The survey provides an overview of machine learning projects utilizing crowdsourcing research. The author focuses on four application areas where crowdsourcing can be used in machine learning research: data generation, models evaluation and debugging, hybrid intelligence systems, and behavioral studies to inform ML research. She argues that crowdsourced studies of human behavior can be valuable for understanding how end users interact with machine learning systems. Then, she argues that these studies are also useful to understand crowdworkers themselves. She explains that it is important to understand crowdworkers and how that would help in defining recommendations of best practices that can be used when working with the crowd. The case studies that she presents show how to effectively run a crowdwork study and provide additional sources of motivation for workers. The case studies also answer how common is dishonesty on crowdsourcing platforms and how to mitigate it when encountered. They also show the hidden social network of crowdworkers and unmask the misconception of independence and isolation in crowdworkers. The author concludes with new best practices and tips for projects that use crowdsourcing. She also emphasizes the importance of pilots to a project’s success.

Reflection

This paper focuses on answering the question: how crowdsourcing can advance machine learning research? It asks the readers to consider how machine learning researchers

think about crowdsourcing. Suggesting an analysis of multiple ways in which crowdsourcing

can benefit and sometimes benefit from machine learning research. The author focuses her attention on 4 categories:

  • Data generation:

She analyzes case studies that aim to improve the quality of crowdsourced labels.

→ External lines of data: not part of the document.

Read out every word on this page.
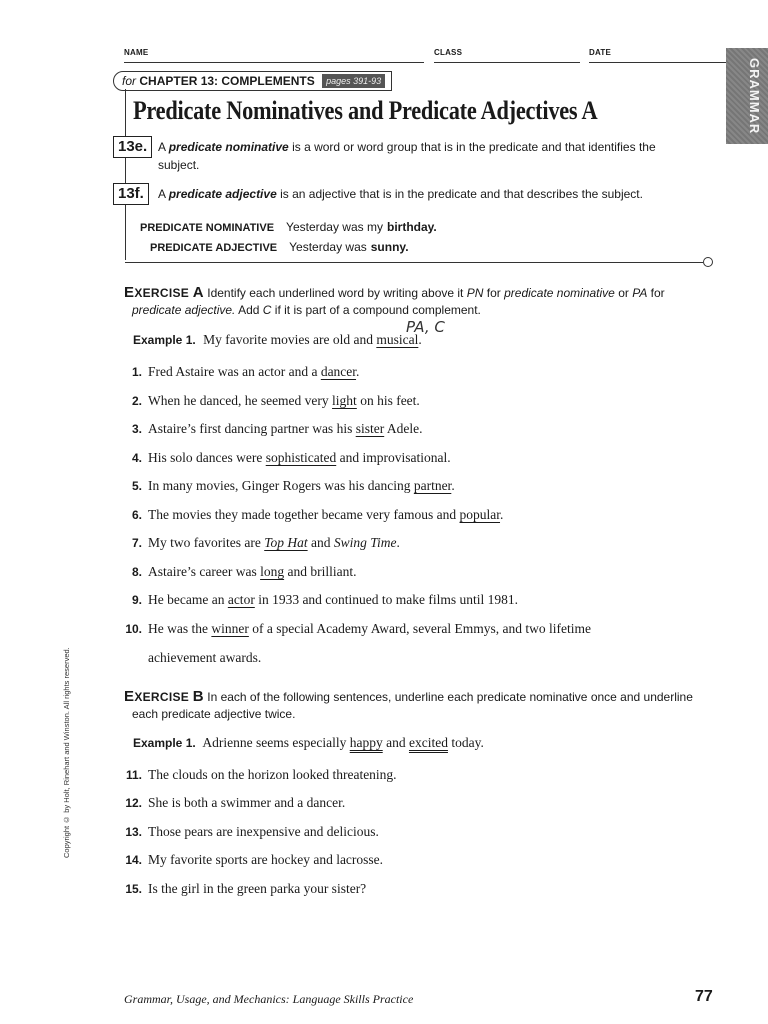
NAME	CLASS	DATE
GRAMMAR
for CHAPTER 13: COMPLEMENTS pages 391-93
Predicate Nominatives and Predicate Adjectives A
13e. A predicate nominative is a word or word group that is in the predicate and that identifies the
subject.
13f.	A predicate adjective is an adjective that is in the predicate and that describes the subject.
PREDICATE NOMINATIVE Yesterday was my birthday.
PREDICATE ADJECTIVE Yesterday was sunny.
EXERCISE A Identify each underlined word by writing above it PN for predicate nominative or PA for
predicate adjective. Add C if it is part of a compound complement.
PA, C
Example 1. My favorite movies are old and musical.
1. Fred Astaire was an actor and a dancer.
2. When he danced, he seemed very light on his feet.
3. Astaire’s first dancing partner was his sister Adele.
4. His solo dances were sophisticated and improvisational.
5. In many movies, Ginger Rogers was his dancing partner.
6. The movies they made together became very famous and popular.
7. My two favorites are Top Hat and Swing Time.
8. Astaire’s career was long and brilliant.
9. He became an actor in 1933 and continued to make films until 1981.
10. He was the winner of a special Academy Award, several Emmys, and two lifetime
achievement awards.
EXERCISE B In each of the following sentences, underline each predicate nominative once and underline
each predicate adjective twice.
Example 1. Adrienne seems especially happy and excited today.
11. The clouds on the horizon looked threatening.
12. She is both a swimmer and a dancer.
13. Those pears are inexpensive and delicious.
14. My favorite sports are hockey and lacrosse.
15. Is the girl in the green parka your sister?
Copyright © by Holt, Rinehart and Winston. All rights reserved.
Grammar, Usage, and Mechanics: Language Skills Practice	77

  •  Evaluating and debugging models:

She discusses some papers that used crowdsourcing in evaluating unsupervised machine learning models.

  • Hybrid intelligence systems:

She shows examples of utilizing the “human in the loop” and how these systems are able to achieve more than would be possible with state of the art machine learning or AI systems alone because they make use of people’s skills and knowledge.

  • Behavioral studies to inform machine learning research:

This category discusses interpretable machine learning models design, the impact of algorithmic decisions on people’s lives, and questions that are interdisciplinary in nature and require better understanding of how humans interact with machine learning systems and AI.

The remainder of her survey provides best practices for crowdsourcing by analyzing multiple case studies. She addresses dishonest and spam-like behavior, how to set payments for tasks, what are the incentives for crowdworkers, how crowdworkers can motivate each other, and the communication and collaboration between crowdworkers.

I find that the community of crowdworkers was the most interesting to read. We have always thought that they’re isolated and independent workers. Finding about the forums, how they promote good jobs, and how they encourage one another was surprising.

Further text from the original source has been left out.